Douthat makes a rather incredible statement,
Then finally, even setting all of the foregoing aside, even allowing that this move could be theoretically reversed, pointing to the potential actions of the next president is still a very strange way to rebut complaints about executive overreach.It's as if Douthat has never before heard of an executive order. Could he be so ignorant of the U.S. system that he's unaware of the thousands upon thousands of executive orders that have been signed by past administrations, or that there's absolutely nothing unique or special about how Congress or a future President would respond to Obama's proposed administrations as compared to any other executive order?

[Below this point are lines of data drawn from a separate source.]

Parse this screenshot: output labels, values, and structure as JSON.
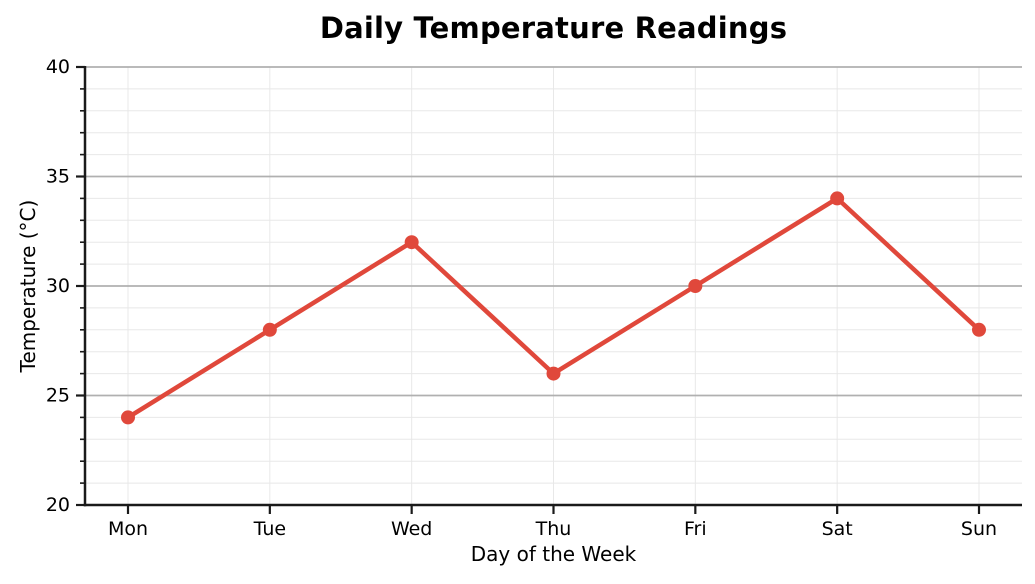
{
  "page": {
    "background_color": "#ffffff",
    "text_color": "#000000"
  },
  "chart_data": {
    "type": "line",
    "title": "Daily Temperature Readings",
    "xlabel": "Day of the Week",
    "ylabel": "Temperature (°C)",
    "categories": [
      "Mon",
      "Tue",
      "Wed",
      "Thu",
      "Fri",
      "Sat",
      "Sun"
    ],
    "series": [
      {
        "name": "Temperature",
        "values": [
          24,
          28,
          32,
          26,
          30,
          34,
          28
        ]
      }
    ],
    "ylim": [
      20,
      40
    ],
    "yticks": [
      20,
      25,
      30,
      35,
      40
    ],
    "minor_tick_step": 1,
    "legend": "none",
    "grid": {
      "show": true,
      "major_color": "#b0b0b0",
      "minor_color": "#e8e8e8"
    },
    "style": {
      "line_color": "#e0483b",
      "marker_color": "#e0483b",
      "line_width": 4.5,
      "marker_radius": 7,
      "spine_color": "#1a1a1a",
      "tick_label_size": 19
    }
  }
}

But that reality doesn’t really tell us much of anything about whether a particular moves claims too much power for the executive branch itself. Even in the fairly unlikely event that Chris Christie or Marco Rubio cancels an Obama amnesty, that is, the power itself will still have been claimed and exercised, the line rubbed out and crossed; the move will still exist as a precedent, a model, a case study in how a president can push the envelope when Congress doesn’t act as he deems fit.Given his prior concessions, Douthat knows that's a specious argument. When you're talking about actions that literally track the footsteps of Ronald Reagan and George H.W. Bush, you're not talking about a new line being set. Perhaps Douthat means to indict Reagan and Bush for moving the line that Obama is treating as a fair limit? No, of course not. We're dealing with a standard Republican argument that boils down to, "Whatever may have happened under a past Republican president, it's different when a Democrat does it."

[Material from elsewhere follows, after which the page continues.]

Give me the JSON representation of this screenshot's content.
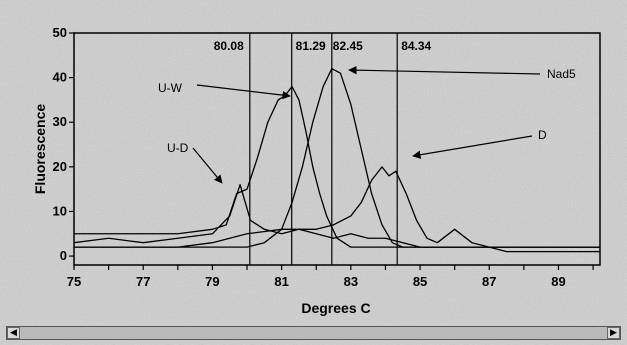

Douthat could have offered a reasoned explanation for why immigration reform is a bad idea, or why his political party is correct to oppose it. He could have offered a balanced argument -- yes, it follows precedent; yes, it follows Republican precedent; yes, it flows from Republican obstruction in Congress; but it's still a bad way to implement policy. He could have implored his party to finally pass an immigration reform bill and render the issue moot. But any of that would be far too surprising. Instead, predictably, Douthat makes what is at its heart an appeal to fear, built on the weak foundation of the slippery slope.
Me? As this whole issue could be preempted if Congress simply does its job, I call on Congress to do its job. If Congress can't do that much, even as Douthat bleats about executive overreach, presidents will be effectively forced to rely on executive orders to circumvent Congressional gridlock. That's bad for the country, but in most cases it will likely be worse for nothing to get done.